Co-authored by William Witenberg a contemporary artist focused on abstract painting
There is no question that sanctions and the decline in oil is hurting the Russian economy. Oil and gas account for 70% of Russia's economy. The ruble's decline has cushioned the effect of the decline in the oil price but Russia is vulnerable to western sanctions and its exposure to the dollar is something Putin is aggressively seeking to diminish.
Interestingly, in three ways the Russian government is trying to delink the ruble and the dollar.
Russia's projected growth of the economy in 2015 will not surpass 1% by even the most optimistic projections. What does Russian leadership do to mend this sinking boat?

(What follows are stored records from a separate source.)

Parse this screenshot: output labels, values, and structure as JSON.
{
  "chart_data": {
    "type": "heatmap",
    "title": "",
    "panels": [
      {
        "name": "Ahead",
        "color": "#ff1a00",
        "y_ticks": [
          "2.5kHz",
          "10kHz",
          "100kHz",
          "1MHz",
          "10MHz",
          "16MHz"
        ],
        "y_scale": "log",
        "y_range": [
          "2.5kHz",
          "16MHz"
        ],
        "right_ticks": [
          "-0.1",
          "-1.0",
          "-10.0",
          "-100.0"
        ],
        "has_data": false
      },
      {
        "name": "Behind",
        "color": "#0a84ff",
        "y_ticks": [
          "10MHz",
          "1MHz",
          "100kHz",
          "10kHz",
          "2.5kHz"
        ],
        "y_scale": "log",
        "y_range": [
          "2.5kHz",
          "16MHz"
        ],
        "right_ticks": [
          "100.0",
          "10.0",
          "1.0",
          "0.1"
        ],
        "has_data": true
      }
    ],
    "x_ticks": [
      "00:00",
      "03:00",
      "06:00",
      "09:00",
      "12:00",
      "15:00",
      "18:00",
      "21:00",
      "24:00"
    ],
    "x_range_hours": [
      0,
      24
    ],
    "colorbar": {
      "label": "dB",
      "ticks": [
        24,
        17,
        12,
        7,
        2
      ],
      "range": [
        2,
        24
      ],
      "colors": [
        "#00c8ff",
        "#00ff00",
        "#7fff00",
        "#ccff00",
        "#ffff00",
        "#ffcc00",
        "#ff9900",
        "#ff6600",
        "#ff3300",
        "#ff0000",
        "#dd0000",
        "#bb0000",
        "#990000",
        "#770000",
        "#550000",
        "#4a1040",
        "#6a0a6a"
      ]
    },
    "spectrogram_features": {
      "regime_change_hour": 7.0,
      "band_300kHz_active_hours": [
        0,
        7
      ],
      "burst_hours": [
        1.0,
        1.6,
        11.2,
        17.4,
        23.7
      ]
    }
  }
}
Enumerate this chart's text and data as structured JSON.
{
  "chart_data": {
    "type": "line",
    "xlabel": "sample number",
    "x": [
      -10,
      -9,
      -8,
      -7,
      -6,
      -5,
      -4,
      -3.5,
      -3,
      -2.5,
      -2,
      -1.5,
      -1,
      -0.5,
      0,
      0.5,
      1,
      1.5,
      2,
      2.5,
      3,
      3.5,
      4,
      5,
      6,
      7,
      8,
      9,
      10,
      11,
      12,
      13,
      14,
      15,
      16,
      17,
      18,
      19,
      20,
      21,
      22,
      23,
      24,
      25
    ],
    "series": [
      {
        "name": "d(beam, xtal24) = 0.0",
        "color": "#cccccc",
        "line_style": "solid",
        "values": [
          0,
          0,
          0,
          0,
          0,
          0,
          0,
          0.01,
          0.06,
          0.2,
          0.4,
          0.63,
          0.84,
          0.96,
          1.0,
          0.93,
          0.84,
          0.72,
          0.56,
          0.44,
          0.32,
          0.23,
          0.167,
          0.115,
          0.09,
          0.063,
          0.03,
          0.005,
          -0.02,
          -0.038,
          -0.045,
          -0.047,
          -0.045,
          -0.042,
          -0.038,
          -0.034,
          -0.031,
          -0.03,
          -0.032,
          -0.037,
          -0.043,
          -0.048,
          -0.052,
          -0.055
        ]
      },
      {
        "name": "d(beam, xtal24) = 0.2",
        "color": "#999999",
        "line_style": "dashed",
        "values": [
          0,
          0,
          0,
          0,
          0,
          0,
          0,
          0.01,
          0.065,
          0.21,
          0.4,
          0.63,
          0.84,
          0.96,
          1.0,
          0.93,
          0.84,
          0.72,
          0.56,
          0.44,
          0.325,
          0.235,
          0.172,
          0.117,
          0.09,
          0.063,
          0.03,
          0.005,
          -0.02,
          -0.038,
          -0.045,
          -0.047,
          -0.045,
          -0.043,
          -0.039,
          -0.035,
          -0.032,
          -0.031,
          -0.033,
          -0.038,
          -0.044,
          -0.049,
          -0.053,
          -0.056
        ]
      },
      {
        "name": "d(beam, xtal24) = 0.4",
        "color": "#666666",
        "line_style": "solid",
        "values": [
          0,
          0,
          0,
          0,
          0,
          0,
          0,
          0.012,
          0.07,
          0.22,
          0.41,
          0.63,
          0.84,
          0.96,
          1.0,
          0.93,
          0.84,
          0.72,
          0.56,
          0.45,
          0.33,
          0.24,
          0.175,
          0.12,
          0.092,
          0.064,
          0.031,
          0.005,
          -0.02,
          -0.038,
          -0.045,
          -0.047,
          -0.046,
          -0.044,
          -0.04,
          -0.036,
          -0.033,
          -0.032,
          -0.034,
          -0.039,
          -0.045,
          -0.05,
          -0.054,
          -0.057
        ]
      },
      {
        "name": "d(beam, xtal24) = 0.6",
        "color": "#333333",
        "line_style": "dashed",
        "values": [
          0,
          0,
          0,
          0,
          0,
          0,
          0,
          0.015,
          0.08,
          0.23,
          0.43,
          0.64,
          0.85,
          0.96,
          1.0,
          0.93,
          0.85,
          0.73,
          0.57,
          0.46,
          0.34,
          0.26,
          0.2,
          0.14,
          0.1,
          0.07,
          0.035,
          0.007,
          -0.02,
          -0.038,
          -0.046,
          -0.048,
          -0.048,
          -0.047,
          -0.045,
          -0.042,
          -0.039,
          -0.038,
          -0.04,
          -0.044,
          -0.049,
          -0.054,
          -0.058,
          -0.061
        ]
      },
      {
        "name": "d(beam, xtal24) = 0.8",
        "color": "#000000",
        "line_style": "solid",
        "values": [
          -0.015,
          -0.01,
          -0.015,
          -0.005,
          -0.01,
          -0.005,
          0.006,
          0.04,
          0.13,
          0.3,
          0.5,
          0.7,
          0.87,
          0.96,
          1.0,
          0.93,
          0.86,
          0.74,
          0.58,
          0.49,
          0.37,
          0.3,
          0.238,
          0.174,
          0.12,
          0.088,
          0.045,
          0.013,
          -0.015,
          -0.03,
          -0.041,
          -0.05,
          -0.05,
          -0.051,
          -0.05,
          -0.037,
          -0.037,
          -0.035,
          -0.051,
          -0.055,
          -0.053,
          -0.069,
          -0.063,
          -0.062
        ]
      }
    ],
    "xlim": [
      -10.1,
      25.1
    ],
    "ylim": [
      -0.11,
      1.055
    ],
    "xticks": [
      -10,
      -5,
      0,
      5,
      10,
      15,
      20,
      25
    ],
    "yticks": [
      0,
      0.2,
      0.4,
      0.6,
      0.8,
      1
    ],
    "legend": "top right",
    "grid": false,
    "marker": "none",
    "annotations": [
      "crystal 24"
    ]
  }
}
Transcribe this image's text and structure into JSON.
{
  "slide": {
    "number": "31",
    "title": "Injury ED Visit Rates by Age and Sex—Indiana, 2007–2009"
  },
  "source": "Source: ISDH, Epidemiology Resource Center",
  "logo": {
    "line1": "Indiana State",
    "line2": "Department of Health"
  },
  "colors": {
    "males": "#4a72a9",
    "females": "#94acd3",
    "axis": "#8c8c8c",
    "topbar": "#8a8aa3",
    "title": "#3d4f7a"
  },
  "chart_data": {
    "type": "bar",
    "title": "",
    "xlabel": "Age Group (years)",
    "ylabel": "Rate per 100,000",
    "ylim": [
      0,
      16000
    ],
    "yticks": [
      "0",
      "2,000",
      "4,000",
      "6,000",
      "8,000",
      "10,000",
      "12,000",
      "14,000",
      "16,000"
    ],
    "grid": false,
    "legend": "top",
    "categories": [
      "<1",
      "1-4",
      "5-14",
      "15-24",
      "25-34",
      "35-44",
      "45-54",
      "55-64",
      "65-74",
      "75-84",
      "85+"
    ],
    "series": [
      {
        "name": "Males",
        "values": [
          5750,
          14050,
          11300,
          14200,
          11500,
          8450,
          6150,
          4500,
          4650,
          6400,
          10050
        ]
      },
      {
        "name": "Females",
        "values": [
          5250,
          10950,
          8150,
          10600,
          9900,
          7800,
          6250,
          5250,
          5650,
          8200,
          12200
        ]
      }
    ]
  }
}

Russia's Finance Ministry has approved the proposal to increase the volume of ruble settlements on export contracts. In practice, this will mean that all new export, and possibly some revised current, contracts will be concluded with the calculations in rubles. Now settlement mechanism between the EU and Russia is as follows: buyer pays the purchase in euros, bank will convert euros into US dollars, transferred to the account of the exporter, only then local bank will convert dollars into rubles. Soon it will be different: buyer pays in euros, bank converts directly into rubles, bypassing dollar and transfers the amount to the account of the exporter. This new pattern should appeal to many foreign partners in Russia, especially in the EU. There is no need to buy huge amounts of dollars to pay Russia for gas, oil, metals and other commodities. The dollar link is removed.
Russia's joint plans with China, are even bigger. According to Putin, now the annual Russian-Chinese trade turnover is about $ 90 billion. But by 2020 it is planned to increase to $ 200 billion; but without most the transactions having the dollar as a unit of account. The two countries will buy from each other in rubles and yuan. Or - there are plans - to introduce a new international currency. After extensive talks between the governments of China and Russia Deputy Chairman of the Central Bank of Russia Mikhail Sukhov and Assistant to the Chairman of the People's Bank of China Jin Qi signed an agreement on currency swaps for settlement in national currencies. Russian and Chinese banks must use the ruble and yuan in mutual settlements to eliminate the monopoly of the dollar. To date, the Bank of China is the fifth largest state-owned banks in China and is the first Chinese commercial bank, which opened an office in Russia. The use of the ruble and yuan in the calculations will not only reduce Russia's dependence on the fluctuations of the dollar, but will increase the efficiency of conversion operations. In turn, over the past few years, China has done a lot to make yuan global reserve currency. Or at least, to make sure that dollar ceases to being the sole one. Beijing has already managed to create dollar-less currency exchanges with several countries. The list includes Malaysia, Japan, Australia, New Zealand, the United Kingdom, the European Union and now Russia.
This linking of the ruble with other currencies can be seen in with transactions between Iran and Russia. The two countries are moving closer to signing a $ 20 billon commodity deal that will help both countries economies to be independent of the Western countries and recent sanctions. According to this five-year memorandum; Russian equipment, machinery and consumer goods are to be supplied to Iran that is currently deprived of any such goods because of the US sanctions. In response, Russia will be transferred Iranian oil, that is now the focus of a western trade embargo. Russian companies will also gain access to participation in projects for the construction and reconstruction of power generation and networks in Iran.
Such an agreement would mean that the entire Iranian oil (except for Iran's "share" and China's share) for the term of the contract will go through Russia. Russia will simply buy all wholesale volumes (in the framework of the agreement on the exchange of technological products or other products covered by US sanctions) and then can sell it to anyone it wants. In huge volumes and at convenient Russia prices. This oil without leaving oil terminals of Iranian port will be shipped directly from there to the traditional customers - but as property held by the contract by Russian Federation.